Dalrymple was born in Birmingham, the daughter of the Reverend and Mrs Alexander Milne Dalrymple.[1] She emigrated to New Zealand with her family spending the majority of her childhood in the Catlins. She attended Otago Girls' High School and obtained a scholarship to attend from the University of Otago where she graduated with a Bachelor of Arts degree in 1906. Dalrymple subsequently found employment at Otago Girls High School in 1913 teaching Botany, Latin and English and continued teaching there until her retirement in 1938.[2] Through her teaching career and her books she inspired other notable botanists such as Ella Orr Campbell[3] and Eric Godley.[4]
Dalrymple was also an active member of the Dunedin Naturalists' Field Club becoming its president on several occasions. It was due to her efforts that the Club continued in existence when, in 1915 and again in 1941, it was proposed the club be put into "recess".

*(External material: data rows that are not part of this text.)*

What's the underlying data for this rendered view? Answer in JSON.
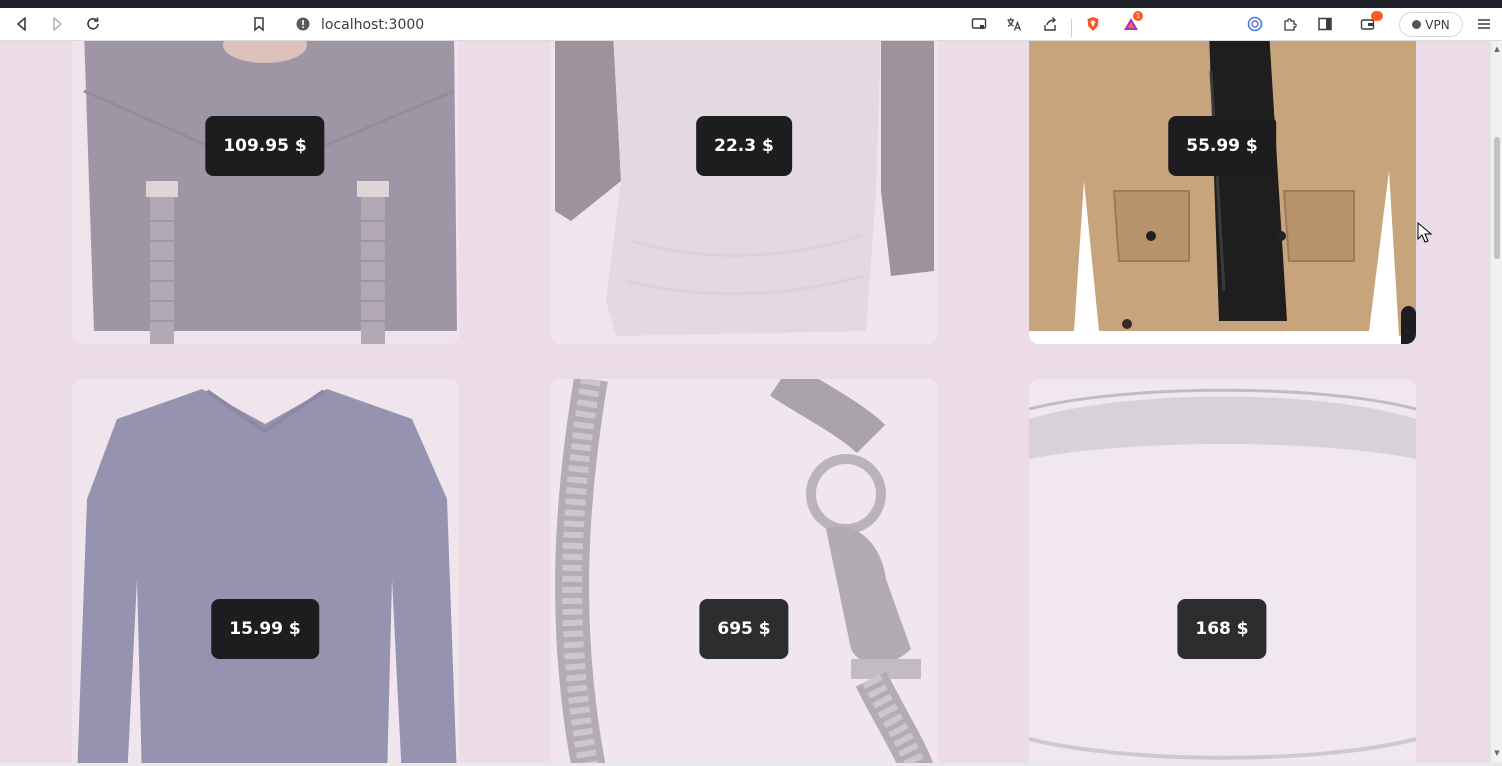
{
  "browser": {
    "url": "localhost:3000",
    "notification_count": "1",
    "vpn_label": "VPN",
    "icons": [
      "back-icon",
      "forward-icon",
      "reload-icon",
      "bookmark-icon",
      "site-info-icon",
      "cast-icon",
      "translate-icon",
      "share-icon",
      "brave-shield-icon",
      "brave-rewards-icon",
      "leo-icon",
      "extensions-icon",
      "sidebar-icon",
      "wallet-icon",
      "vpn-icon",
      "menu-icon"
    ]
  },
  "products": [
    {
      "price": "109.95 $",
      "image": "backpack",
      "dimmed": true
    },
    {
      "price": "22.3 $",
      "image": "raglan-tshirt",
      "dimmed": true
    },
    {
      "price": "55.99 $",
      "image": "khaki-jacket",
      "dimmed": false
    },
    {
      "price": "15.99 $",
      "image": "longsleeve-tee",
      "dimmed": true
    },
    {
      "price": "695 $",
      "image": "dragon-bracelet",
      "dimmed": true
    },
    {
      "price": "168 $",
      "image": "silver-ring",
      "dimmed": true
    }
  ],
  "colors": {
    "page_bg": "#ecdce7",
    "price_bg": "#1d1d1f",
    "price_text": "#ffffff"
  }
}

Dalrymple undertook many field trips in and around Otago collecting specimens. She shared her specimens with scientists such as G. H. Cunningham who then used the same for their research.[5] She also authored two books on fungi and orchids found in Otago. Dalrymple acknowledged the assistance of Kathleen Maisey Curtis in the production of her book on fungi. Dalrymple was also a keen artist and both her publications contained scientific illustrations and line drawings by her. Her field observation and illustration of the orchid species later described as Drymoanthus flavus in her book Orchid hunting in Otago is regarded as the first recorded reference to that species.[6]
Dalrymple died in Dunedin on 16 April 1943, and was buried at Andersons Bay Cemetery.[7] [8]
In 2017, Dalrymple was selected as one of the Royal Society Te Apārangi's "150 women in 150 words", celebrating the contribution of women to knowledge in New Zealand.[9]